Thereafter, his life became one of endless nights of broken sleep whilst awaiting the “bell”: the arrival of another soul in desperate need left by another soul in desperation. Notably, there is no word of judgment for the women, or more often the girls, who leave their babies. Some leave letters for the pastor, often ones filled with bitter regret; it is obvious that the pain contained within these tear-stained pages moves the pastor as much as the plight of the babies left.

It is his son Eun-man whom the pastor credits with bringing into being the Drop Box ministry. By this ministry Lee was taught the lesson that all have their part to play in the Divine Plan, even those, perhaps especially those, so often deemed “worthless” by society.

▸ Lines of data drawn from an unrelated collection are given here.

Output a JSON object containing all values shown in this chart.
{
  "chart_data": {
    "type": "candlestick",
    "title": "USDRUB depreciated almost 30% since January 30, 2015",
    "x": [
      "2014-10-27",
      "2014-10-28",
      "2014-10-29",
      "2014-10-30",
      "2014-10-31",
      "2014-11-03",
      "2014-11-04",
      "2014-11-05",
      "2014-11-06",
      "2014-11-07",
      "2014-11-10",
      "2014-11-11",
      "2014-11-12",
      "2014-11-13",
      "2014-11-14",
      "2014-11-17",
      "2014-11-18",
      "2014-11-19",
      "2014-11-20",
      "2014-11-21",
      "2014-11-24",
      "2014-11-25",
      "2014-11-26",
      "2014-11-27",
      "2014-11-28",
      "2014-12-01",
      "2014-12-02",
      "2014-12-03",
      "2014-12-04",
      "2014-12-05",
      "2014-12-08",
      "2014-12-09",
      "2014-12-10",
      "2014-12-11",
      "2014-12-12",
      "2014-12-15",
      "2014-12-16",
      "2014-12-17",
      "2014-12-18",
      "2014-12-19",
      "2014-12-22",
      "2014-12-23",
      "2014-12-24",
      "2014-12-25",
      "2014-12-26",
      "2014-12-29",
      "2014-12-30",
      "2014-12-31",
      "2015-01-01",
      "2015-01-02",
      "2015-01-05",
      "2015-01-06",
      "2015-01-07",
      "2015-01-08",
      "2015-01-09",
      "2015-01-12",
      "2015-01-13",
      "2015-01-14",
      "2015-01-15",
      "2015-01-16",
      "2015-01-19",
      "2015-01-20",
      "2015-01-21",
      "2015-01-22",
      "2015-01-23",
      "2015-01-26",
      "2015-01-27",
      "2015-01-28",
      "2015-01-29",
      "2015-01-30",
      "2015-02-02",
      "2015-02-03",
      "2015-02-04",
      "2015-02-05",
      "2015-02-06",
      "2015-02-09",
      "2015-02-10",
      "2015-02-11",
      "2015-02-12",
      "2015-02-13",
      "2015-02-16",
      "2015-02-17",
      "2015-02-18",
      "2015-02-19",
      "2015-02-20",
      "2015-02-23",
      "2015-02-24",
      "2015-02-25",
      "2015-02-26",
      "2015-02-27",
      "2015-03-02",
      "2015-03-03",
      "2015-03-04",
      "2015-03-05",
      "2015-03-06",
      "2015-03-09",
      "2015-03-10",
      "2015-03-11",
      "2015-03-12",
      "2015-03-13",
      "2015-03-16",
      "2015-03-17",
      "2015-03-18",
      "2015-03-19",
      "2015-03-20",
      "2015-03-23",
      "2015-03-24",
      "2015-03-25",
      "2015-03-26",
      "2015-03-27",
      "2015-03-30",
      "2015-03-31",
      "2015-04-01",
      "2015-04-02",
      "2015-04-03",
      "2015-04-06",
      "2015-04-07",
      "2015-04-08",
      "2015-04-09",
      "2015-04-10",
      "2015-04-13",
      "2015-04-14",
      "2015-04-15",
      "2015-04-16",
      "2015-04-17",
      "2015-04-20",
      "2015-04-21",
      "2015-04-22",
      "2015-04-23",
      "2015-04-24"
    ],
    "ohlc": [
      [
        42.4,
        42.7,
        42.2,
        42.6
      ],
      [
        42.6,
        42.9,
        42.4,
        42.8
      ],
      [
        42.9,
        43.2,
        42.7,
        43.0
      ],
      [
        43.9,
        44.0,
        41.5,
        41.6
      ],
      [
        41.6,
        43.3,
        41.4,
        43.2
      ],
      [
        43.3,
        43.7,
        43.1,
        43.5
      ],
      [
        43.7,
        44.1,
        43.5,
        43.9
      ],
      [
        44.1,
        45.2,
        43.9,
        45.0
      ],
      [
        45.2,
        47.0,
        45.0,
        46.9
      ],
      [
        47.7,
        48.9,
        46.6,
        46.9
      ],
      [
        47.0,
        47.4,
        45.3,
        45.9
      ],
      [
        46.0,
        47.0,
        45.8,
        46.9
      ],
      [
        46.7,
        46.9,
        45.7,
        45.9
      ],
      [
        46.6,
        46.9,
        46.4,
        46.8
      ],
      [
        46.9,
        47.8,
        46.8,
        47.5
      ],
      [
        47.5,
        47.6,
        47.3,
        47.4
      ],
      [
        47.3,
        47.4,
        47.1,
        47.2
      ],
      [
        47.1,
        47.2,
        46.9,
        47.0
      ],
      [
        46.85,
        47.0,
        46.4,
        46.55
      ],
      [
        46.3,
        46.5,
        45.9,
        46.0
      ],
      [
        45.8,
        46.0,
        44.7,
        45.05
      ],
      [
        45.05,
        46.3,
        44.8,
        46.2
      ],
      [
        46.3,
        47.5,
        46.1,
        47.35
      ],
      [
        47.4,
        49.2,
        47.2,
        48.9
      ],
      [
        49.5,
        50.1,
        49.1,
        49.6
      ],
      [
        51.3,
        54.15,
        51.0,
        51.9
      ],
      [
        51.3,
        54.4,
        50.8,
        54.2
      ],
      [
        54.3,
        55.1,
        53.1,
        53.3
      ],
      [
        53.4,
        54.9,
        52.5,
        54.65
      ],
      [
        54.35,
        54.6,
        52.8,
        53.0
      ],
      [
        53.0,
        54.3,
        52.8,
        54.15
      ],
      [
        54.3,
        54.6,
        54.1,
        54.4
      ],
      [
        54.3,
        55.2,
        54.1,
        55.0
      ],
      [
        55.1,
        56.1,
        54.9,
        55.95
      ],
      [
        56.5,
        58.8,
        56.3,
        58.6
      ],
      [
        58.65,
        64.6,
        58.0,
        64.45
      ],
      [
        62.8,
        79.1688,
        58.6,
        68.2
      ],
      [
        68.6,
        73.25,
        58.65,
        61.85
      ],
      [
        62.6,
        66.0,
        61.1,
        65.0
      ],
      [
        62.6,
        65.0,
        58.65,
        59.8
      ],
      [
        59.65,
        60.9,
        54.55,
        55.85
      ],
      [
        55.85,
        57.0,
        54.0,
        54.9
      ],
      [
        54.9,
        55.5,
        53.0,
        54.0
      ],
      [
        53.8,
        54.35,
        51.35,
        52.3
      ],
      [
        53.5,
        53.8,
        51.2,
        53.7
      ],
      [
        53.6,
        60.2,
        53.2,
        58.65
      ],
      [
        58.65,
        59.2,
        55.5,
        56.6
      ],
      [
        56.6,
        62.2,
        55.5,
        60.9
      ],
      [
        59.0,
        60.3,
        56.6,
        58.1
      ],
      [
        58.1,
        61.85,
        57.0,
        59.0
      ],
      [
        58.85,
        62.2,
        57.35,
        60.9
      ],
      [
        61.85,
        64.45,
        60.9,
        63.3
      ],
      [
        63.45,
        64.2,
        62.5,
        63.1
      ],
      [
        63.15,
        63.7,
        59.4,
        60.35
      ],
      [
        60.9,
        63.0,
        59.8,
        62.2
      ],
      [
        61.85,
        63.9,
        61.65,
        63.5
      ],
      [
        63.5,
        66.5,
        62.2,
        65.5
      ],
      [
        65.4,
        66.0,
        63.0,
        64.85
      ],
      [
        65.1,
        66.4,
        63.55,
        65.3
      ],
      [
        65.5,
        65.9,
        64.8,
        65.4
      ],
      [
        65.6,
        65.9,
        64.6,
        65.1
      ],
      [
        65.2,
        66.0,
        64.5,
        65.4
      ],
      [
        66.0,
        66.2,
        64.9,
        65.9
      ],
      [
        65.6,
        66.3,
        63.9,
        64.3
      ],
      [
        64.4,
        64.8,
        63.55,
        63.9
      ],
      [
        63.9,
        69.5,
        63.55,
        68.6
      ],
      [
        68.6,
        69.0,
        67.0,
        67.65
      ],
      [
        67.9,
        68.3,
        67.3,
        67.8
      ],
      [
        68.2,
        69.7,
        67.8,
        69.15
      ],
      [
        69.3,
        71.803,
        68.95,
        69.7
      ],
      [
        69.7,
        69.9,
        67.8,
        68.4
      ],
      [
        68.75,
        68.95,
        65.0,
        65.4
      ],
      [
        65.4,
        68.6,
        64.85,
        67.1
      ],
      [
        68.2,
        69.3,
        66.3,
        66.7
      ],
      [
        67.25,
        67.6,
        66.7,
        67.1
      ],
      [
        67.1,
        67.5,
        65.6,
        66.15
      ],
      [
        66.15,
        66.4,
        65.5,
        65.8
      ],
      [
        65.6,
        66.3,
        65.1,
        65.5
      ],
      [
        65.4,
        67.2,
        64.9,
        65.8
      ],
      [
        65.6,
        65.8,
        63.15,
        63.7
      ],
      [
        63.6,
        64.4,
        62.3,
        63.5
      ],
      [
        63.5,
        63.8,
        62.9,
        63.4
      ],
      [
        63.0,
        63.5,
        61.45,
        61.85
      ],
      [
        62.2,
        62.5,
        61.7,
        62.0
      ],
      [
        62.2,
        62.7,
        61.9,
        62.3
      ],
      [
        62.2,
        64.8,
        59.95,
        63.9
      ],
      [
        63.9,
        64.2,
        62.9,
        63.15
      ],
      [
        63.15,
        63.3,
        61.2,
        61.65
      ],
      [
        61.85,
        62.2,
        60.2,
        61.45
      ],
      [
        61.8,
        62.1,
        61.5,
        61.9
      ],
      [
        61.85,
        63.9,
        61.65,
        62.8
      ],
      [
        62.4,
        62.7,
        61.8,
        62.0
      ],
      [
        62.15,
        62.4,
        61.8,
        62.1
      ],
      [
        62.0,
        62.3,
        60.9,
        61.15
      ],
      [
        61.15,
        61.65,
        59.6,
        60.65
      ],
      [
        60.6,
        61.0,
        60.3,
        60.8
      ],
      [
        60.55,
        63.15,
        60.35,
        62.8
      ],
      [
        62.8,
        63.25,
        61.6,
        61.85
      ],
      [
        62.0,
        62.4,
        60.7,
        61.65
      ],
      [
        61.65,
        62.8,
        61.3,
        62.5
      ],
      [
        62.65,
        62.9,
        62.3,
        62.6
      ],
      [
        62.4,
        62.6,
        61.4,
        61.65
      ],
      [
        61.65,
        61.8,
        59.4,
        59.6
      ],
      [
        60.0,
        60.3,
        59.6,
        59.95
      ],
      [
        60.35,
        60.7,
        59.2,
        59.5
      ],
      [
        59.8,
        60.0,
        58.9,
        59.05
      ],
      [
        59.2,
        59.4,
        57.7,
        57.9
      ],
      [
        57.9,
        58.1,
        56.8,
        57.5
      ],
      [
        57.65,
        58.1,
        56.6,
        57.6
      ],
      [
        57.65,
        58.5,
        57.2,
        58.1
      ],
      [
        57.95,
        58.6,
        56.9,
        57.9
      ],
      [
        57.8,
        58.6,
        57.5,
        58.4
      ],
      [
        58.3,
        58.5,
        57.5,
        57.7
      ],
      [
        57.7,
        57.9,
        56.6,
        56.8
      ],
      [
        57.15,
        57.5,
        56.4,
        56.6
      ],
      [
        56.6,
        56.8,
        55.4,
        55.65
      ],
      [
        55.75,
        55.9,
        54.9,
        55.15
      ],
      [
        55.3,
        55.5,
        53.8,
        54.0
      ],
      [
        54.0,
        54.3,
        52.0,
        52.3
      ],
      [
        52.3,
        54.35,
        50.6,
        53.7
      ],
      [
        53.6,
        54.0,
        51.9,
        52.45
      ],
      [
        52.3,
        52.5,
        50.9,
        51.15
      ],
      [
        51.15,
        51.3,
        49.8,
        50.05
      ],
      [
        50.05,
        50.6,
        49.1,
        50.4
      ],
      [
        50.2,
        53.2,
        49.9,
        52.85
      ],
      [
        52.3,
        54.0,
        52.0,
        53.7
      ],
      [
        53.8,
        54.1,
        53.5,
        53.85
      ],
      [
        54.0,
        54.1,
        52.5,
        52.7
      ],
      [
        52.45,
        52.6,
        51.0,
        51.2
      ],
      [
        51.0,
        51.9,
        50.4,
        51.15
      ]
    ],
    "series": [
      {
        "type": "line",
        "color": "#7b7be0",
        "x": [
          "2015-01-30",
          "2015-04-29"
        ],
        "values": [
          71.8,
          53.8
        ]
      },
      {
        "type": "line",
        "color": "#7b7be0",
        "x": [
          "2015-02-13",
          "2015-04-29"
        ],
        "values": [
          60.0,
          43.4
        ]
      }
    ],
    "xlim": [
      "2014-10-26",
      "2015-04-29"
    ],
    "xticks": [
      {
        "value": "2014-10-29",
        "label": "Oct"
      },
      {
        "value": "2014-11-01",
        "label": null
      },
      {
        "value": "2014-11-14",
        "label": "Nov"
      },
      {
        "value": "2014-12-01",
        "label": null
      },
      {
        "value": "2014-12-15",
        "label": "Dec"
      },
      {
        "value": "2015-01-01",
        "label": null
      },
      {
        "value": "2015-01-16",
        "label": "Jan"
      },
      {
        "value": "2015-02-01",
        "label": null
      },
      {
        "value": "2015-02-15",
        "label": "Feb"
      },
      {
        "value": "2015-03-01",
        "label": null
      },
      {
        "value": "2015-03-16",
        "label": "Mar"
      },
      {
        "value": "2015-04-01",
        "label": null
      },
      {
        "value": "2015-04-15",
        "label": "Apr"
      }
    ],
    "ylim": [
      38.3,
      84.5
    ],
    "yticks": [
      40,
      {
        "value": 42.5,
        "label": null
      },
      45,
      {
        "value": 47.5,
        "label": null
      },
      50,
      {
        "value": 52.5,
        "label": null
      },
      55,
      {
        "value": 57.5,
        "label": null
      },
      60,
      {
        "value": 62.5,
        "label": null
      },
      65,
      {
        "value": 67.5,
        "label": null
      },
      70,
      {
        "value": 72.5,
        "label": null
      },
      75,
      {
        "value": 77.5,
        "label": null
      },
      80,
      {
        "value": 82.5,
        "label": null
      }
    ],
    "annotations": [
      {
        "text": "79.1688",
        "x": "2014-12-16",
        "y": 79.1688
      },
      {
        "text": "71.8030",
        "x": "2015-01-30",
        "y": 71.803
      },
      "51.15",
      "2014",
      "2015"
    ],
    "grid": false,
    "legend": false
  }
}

The Drop Box (2015) set out to catch something of the beauty of this ministry. There is no other word for the work of this man, his wife and their inner-city Jusarang Community Church, with its cramped and overcrowded surroundings, contrasting only with the vastness of the hearts found therein. The biographies of those who have been entrusted to them — many with disabilities — are individually told to the camera by the couple in the same way as any parent would do his or her own children. This is no detached humanitarian effort, however; instead, here are real tears when talking of the children — 500 by the time of filming — who came destined, because of their illnesses, for short “stays,” only to leave their mark nonetheless and inevitably find a lasting place in the heart of Pastor Lee and his family. 

The film’s director, Brian Ivie, started filming as a man of no faith. He just saw a great story; and, he found one; but it was also one that was to influence him in an unforeseen way: By the end of filming, he, too, was a Christian.